Yurtdışındaki işçilerin yurda getirilmesi için kaybedilecek zaman yok
Aslen Samandağ doğumlu olup Adana Milletvekili olarak parlamentoya giren Tülay Hatimoğulları Oruç, TBMM’deki açıklamasında, Suudi Arabistan başta olmak üzere, yurt dışındaki Türk işçilerin zor durumda olduklarını bildirdi ve acilen yurda getirilmelerini istedi. 10 Haziran Çarşamba günü (dün) bir grup işçinin Suudi Arabistan’dan getirilmesi beklenirken, ani kararla bundan vazgeçildiğini de hatırlatan Tülay Hatimoğulları Oruç, ”Bu iptal neden oldu?” diye sordu.
TBMM’deki basın açıklamasında; Hatay, Adana, Mersin’de yaşayan Arapların, ağırlıklı olarak Arap ülkelerinde çalışarak geçimlerini sağladığı bilinen bir gerçek olduğunu, bu gittikleri ülkelerin başında da Suudi Arabistan’ın geldiğini söyleyen Hatimoğulları, şöyle devam etti:
“Salgın boyunca, illerdeki duruma ilişkin bilgiler, tüm taleplerimize rağmen Vekillerle dahi paylaşılmadı. Sağlık Bakanlığı’nın açıkladığı bir tek veriye göre, 3 Nisan tarihli Adana vaka sayısı 241 ve 27 Mayıs tarihli vefat sayısı 45. Hatay’da ise vaka sayısı, yine 3 Nisan tarihli 32 iken, 27 Mayıs’ta açıklanan vefat sayısı ise 11’dir. Şu an, illerin gerçek verilerini ise bilmiyoruz.
‘Normalleşme’ adı altında çok az sayıda insanın yurda gelebildiğini biliyoruz.
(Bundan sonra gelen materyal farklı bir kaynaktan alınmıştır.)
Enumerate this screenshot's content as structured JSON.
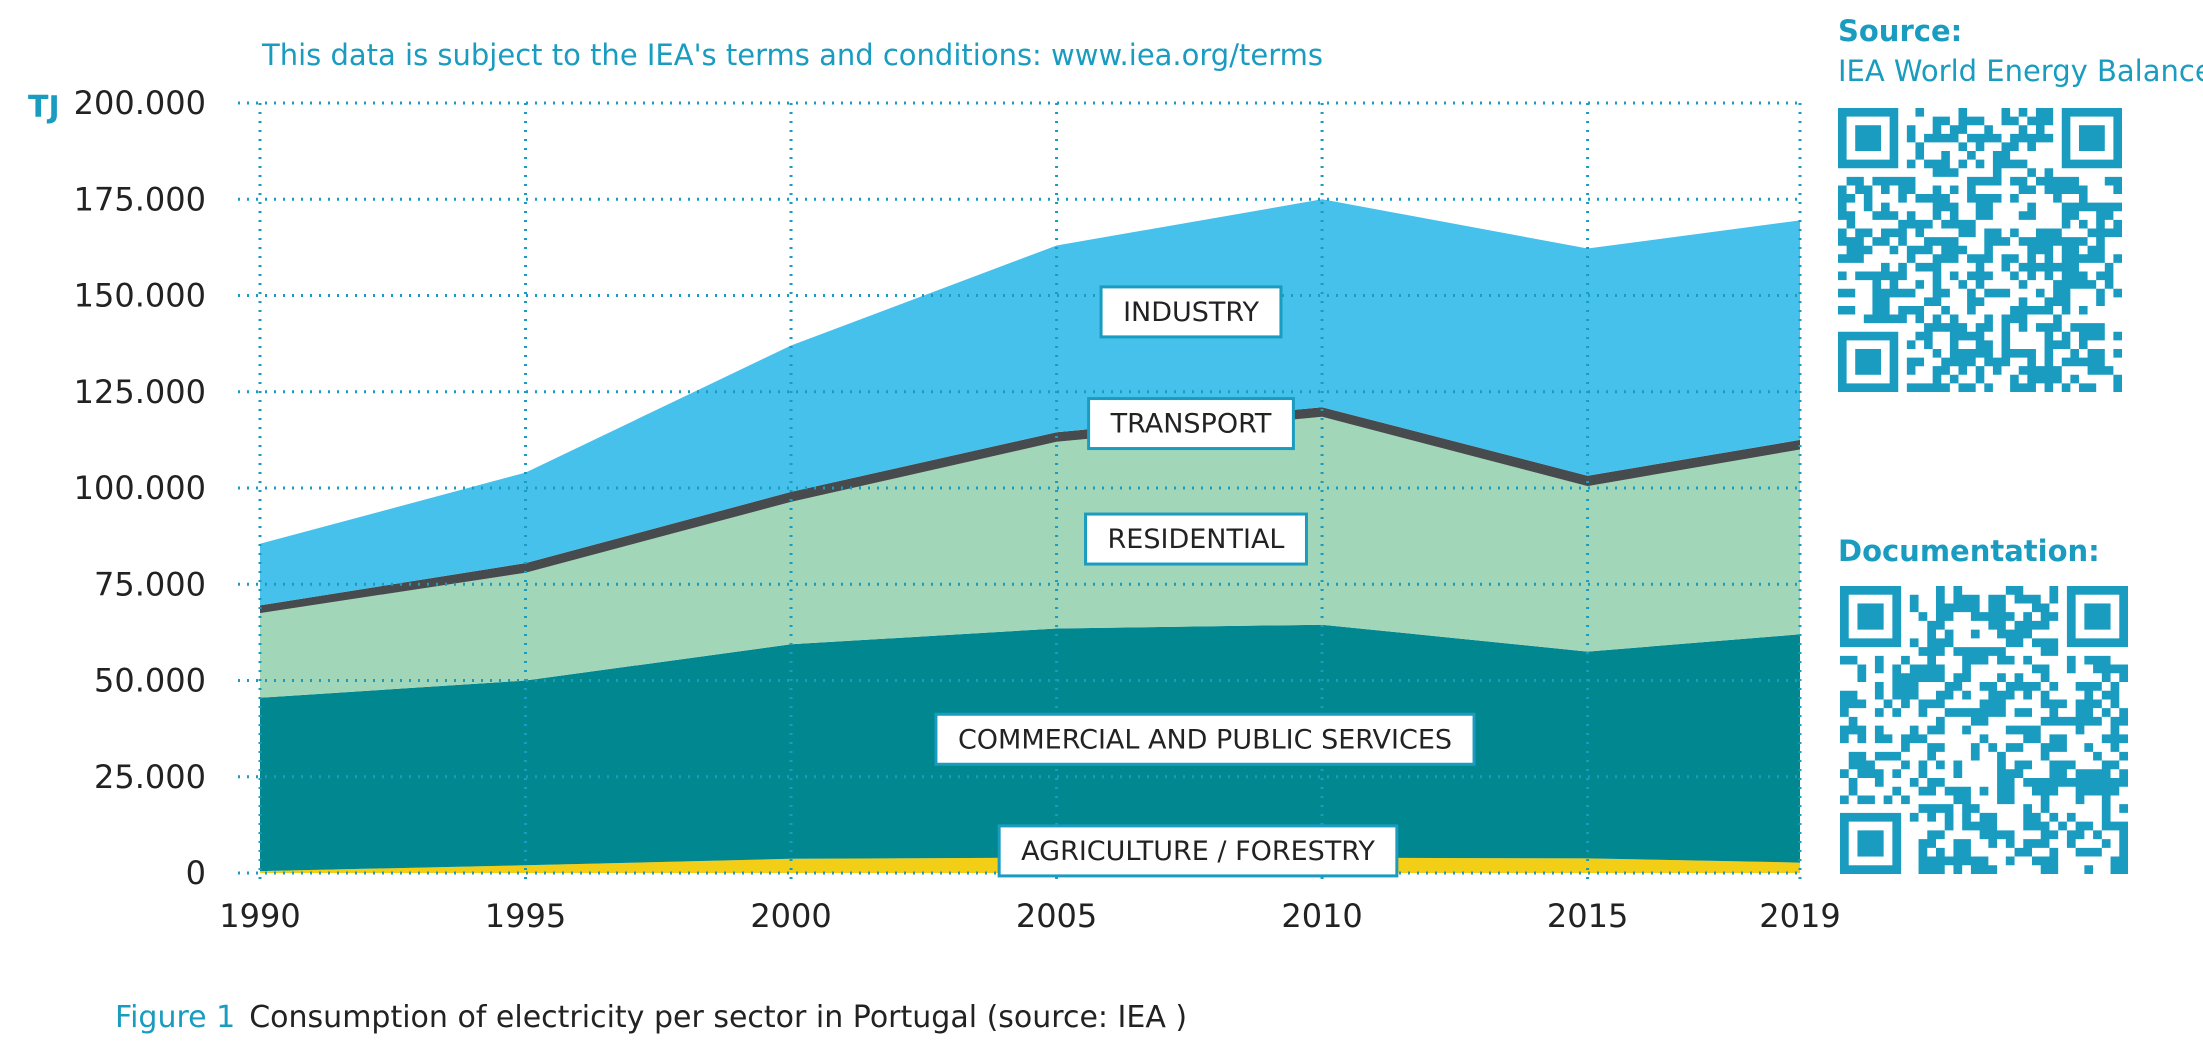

Ve bu vatandaşlar, karantinaya alınmadı. Bu nedenle, özellikle Hatay’da salgının yaygınlaştığına dair duyumlar alıyoruz. Sağlık Bakanlığı’na defalarca sormamıza rağmen, vaka ve ölüm sayılarına ulaşamıyoruz. Bu kabul edilemez. Ne yazık ki Türkiye geneli manzara aynı.
Koronavirüs salgınından dolayı bugüne kadar 746 ölümün, 105.283 vakanın yaşandığı Suudi Arabistan’da çalışmak için bulunan yurttaşlarımız, pandemi boyunca zor şartlarda yaşamak zorunda kaldılar. Bu süreçte işyerleri kapanan ve birçoğu işsiz kalan yurttaşlar Türkiye’ye dönmeyi arzu etmişlerse de, maalesef gelişleri sağlanmadı.”
Suudi Arabistan’da yüzlerce Türk işçinin mahsur kaldığını, ülkesine dönemediğini söyleyen Hatimoğulları, şöyle devam etti:
“Suudi Arabistan’da mahsur kalan gurbetçi yurttaşlar, yaşamak için dahi zorlanıyor. Covid-19 tanısı konulan 128 yurttaşımız ölüm kalım savaşı veriyor. Oradan tarafımıza ulaşan bilgilere göre, bu 128 yurttaşımızın çoğu hastanelere alınmamış ve evlerde tedavi edilmektedir. Maalesef, geçtiğimiz günlerde 2 yurttaşımız koronavirüs nedeni ile hayatını kaybetti.
Koronavirüs tanısı ile tedavi gördüğü Arabistan’da hayatını kaybeden Umut Arpacı’nın ölümü ailesinden gizlendi. Gurbetçi yurttaşlarımızın kendi girişimiyle, ölümünden ancak dört gün sonra Umut Arpacı’nın vefatı anlaşılabilmiştir. Ölümünün saklanması yetmiyormuş gibi, cenazesinin nerede olduğu, ne zaman yurda döneceği de belirsizliğini bir süre korudu. Acılı ailenin acısı maalesef katlandı. Arabistan’da iki gün önce hayatını kaybeden Kerim İntizamoğlu içinse, ailesinin araması ile ambulansın geldiği, ancak kendisini almadığı, akabinde ise yaşamını yitirdiği bilgisi verilmiştir.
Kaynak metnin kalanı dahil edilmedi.